Liza sah ihn auf eine Art an, wie sie es früher nie getan hatte. Sie schielte dabei ein wenig. Die Jahre waren doch nicht ganz spurlos an ihr vorübergegangen. Plötzlich bleckte sie die Zähne. »Du bist immer noch ein Dummschwätzer, Nikodemus. Wie willst du ganz allein eine Sippe gründen?«
Er lächelte zurück. »Vielleicht gehe ich ja nicht ganz allein.« Er hob seine verstümmelte Hand. »Ideal wäre ein halb blindes oder schielendes Weib, das nicht sofort merkt, dass es sich mit mir beschädigte Ware einhandelt.«
»Ich schiele nicht«, sagte sie scharf.
»Dann ist wohl mit meinen Augen auch was nicht in Ordnung.«
Sie entspannte sich, und er riskierte es, ihre Arme loszulassen.

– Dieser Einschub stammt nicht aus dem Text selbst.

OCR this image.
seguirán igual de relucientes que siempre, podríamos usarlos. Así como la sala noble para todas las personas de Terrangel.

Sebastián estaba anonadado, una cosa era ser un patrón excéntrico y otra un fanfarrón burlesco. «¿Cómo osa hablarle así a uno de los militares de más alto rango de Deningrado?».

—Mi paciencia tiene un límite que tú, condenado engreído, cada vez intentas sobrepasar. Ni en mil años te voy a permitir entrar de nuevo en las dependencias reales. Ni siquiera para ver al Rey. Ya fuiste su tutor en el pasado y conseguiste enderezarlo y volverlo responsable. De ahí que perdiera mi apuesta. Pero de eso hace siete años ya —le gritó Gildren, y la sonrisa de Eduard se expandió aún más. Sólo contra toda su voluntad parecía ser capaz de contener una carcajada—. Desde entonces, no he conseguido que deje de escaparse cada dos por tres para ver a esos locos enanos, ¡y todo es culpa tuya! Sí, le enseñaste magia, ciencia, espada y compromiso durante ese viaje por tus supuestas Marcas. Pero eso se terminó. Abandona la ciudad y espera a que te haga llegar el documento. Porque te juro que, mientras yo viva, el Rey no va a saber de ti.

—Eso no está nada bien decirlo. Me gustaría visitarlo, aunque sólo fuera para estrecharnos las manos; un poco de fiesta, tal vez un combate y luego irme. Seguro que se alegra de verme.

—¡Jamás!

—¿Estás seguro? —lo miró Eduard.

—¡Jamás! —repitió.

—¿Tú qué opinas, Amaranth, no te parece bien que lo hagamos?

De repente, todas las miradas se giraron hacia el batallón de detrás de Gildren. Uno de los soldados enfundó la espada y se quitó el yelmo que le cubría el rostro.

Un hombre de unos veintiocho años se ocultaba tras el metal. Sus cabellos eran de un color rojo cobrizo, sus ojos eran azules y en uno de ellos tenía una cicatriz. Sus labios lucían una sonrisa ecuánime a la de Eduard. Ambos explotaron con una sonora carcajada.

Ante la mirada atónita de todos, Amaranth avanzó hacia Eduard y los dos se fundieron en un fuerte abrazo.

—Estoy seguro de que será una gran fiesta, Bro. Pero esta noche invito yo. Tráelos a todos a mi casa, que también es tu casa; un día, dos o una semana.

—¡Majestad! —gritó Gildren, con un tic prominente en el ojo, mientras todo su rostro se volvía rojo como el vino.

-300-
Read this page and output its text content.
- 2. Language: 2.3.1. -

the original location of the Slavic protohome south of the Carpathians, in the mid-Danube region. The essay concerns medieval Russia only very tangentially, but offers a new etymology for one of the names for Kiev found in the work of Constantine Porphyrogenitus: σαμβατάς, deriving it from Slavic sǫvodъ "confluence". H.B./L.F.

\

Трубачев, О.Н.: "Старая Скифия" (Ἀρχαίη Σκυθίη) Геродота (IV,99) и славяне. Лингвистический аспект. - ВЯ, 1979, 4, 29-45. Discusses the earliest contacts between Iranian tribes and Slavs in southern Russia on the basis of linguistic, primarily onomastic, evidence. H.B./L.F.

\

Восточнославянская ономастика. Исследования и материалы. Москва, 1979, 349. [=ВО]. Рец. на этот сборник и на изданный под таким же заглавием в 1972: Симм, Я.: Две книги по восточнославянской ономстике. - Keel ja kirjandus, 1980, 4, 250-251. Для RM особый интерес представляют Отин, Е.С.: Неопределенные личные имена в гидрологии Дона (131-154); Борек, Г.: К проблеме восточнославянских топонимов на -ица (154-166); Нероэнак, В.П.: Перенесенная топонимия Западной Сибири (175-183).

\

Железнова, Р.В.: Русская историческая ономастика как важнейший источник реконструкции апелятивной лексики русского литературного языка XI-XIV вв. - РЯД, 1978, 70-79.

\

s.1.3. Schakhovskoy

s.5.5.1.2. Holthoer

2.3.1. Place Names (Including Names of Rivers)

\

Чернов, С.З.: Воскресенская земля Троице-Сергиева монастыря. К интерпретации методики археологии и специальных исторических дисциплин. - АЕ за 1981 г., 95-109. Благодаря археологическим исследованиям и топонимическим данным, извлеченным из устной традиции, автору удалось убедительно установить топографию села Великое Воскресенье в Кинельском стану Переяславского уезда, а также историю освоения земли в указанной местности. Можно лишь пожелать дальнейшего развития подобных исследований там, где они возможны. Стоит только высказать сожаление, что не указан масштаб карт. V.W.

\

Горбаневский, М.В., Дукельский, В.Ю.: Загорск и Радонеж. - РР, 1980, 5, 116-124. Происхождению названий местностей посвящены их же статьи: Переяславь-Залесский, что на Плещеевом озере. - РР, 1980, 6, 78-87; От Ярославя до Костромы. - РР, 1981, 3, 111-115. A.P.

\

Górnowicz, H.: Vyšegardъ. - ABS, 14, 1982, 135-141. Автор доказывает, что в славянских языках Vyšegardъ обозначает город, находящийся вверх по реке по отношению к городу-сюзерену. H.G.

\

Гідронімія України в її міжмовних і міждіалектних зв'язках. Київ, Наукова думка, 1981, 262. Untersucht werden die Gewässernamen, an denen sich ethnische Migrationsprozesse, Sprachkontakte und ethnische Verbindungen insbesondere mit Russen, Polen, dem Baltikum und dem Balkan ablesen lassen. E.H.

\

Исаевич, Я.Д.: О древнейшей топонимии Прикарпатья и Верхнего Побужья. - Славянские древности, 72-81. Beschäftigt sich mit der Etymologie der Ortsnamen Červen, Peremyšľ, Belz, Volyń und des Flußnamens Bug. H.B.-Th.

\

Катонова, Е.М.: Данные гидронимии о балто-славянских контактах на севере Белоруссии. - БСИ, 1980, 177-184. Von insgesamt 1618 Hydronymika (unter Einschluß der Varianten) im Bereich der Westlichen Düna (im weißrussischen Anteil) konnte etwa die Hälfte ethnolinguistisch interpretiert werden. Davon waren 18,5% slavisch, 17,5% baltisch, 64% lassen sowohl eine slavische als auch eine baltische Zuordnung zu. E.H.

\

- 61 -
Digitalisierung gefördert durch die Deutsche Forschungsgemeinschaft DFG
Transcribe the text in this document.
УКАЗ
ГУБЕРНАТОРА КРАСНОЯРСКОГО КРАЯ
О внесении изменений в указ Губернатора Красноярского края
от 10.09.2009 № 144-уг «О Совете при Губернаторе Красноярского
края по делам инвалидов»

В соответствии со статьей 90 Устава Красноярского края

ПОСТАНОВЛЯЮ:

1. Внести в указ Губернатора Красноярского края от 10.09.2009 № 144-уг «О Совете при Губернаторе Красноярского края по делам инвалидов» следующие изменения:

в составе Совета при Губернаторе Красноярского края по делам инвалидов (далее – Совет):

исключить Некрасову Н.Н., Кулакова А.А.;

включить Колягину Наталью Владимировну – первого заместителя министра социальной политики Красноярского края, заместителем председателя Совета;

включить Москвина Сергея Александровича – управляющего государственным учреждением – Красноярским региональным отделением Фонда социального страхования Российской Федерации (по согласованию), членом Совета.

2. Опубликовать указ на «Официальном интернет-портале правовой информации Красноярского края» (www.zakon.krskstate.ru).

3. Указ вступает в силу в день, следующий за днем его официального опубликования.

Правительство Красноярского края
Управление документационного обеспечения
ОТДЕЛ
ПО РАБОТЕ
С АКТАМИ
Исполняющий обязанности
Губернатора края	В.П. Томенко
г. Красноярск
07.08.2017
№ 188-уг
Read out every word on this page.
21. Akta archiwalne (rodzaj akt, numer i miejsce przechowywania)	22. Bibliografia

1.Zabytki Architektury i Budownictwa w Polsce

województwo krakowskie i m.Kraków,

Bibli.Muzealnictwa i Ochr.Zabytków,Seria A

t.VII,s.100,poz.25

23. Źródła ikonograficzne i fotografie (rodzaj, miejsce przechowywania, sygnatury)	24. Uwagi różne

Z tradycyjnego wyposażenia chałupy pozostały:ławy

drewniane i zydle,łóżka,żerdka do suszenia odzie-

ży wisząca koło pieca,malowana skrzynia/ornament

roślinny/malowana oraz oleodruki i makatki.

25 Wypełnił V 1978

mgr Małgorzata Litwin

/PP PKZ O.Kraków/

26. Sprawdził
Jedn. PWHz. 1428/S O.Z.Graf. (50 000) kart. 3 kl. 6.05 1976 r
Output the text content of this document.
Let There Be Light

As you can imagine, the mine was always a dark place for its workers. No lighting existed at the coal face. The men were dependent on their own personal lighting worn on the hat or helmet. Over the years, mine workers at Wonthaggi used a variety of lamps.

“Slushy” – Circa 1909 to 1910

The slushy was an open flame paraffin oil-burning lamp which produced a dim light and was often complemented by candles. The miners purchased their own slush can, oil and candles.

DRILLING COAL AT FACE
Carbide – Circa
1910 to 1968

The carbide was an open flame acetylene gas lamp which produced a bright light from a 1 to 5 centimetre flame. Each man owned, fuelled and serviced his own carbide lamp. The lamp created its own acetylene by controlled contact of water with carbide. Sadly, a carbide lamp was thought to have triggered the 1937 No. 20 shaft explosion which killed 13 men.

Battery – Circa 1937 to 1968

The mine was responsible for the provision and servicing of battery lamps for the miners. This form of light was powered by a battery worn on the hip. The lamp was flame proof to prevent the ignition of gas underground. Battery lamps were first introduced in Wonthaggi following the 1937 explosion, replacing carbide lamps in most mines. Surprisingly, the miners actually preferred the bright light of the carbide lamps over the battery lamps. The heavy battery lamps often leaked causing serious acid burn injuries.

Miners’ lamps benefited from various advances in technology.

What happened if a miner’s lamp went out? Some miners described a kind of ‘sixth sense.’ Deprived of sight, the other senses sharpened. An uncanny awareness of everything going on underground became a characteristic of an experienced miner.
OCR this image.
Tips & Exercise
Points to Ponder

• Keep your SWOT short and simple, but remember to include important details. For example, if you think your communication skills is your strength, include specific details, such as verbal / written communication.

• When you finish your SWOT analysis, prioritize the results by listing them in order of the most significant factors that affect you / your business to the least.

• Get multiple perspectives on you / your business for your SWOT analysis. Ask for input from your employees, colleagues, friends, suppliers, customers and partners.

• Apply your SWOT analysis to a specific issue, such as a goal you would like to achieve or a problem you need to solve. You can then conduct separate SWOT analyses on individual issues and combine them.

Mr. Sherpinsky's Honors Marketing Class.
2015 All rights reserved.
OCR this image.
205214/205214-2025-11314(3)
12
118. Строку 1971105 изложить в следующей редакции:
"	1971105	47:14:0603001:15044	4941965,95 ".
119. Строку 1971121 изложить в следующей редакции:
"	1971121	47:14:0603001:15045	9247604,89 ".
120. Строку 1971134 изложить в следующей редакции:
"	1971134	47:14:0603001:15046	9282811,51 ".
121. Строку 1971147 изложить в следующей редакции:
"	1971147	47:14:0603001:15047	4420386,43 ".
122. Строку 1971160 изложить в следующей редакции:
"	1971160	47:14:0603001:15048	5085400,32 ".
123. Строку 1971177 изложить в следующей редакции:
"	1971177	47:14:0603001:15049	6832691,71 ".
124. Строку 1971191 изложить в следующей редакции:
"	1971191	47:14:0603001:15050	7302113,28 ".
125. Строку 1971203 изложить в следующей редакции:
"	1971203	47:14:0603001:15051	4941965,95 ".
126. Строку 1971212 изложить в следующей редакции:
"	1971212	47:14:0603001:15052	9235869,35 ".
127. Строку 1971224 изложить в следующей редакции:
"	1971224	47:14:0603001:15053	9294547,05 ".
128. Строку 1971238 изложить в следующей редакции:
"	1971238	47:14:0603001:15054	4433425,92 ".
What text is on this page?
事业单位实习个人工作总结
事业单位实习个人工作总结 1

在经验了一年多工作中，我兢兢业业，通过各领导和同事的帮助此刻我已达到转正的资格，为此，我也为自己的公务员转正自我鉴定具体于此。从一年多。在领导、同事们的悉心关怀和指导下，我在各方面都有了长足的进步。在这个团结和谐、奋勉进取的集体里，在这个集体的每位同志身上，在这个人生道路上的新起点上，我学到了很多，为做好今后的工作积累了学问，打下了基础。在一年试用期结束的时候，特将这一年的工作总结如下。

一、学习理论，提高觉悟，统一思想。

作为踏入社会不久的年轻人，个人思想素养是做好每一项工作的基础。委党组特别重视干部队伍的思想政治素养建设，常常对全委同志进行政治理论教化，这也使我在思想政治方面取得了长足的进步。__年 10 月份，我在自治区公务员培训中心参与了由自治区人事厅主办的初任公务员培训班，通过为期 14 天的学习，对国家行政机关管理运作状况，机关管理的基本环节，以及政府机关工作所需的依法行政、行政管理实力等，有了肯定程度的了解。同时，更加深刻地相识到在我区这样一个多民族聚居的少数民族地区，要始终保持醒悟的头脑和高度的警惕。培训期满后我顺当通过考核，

»Ich schiele nur ein wenig, wenn ich sehr wütend bin.« »Also doch oft!« Er grinste.
»Du bist frecher als früher.«
Er wagte es aufzustehen. »Noch ein Punkt, in dem ich mich verschlechtert habe.«
»Das finde ich nicht.« Sie setzte sich auf. Dabei sah sie ihn unverwandt an. Ihre Augen waren jung geblieben! »Und du meinst es ernst damit, eine neue Sippe zu gründen?«
»Todernst! Weißt du ... Ich möchte ein ganzes Rudel kleiner Fuchswelpen in die Welt setzen. Und wenn sie alt genug sind, dann möchte ich ihnen von Elija erzählen. Und von Ganda und Torkelschritt. Von Meister Gromjan, dem großartigsten griesgrämigen Lehrer, dem ich je begegnet bin. Und von Madra, einem Troll, der mein Freund war.
Habe ich dir je erzählt, dass ich auf einem Troll geritten bin?«
»Du bist ein Angeber.«
»Ja, da hast du wohl Recht. Aber wenn ich von ihnen erzähle, dann werden sie alle nicht vergebens gestorben sein. Sie werden in den Köpfen der Kleinen weiterleben.
Das ist alles, was wir für sie noch tun können. Wirst du mit mir kommen?«
»Ich bin vielleicht zu alt, um ein ganzes Rudel kleiner Lutin in die Welt zu setzen ...«
Er seufzte. »Ja, vielleicht.« Er sah sie lange an. Wartete darauf, dass sie noch irgendetwas sagte. Aber sie blieb stumm. Ihr Blick war in sich gekehrt. Schließlich gab er auf und ging zur Reling. Die Frachtschiffe im Hafen waren eng miteinander vertäut.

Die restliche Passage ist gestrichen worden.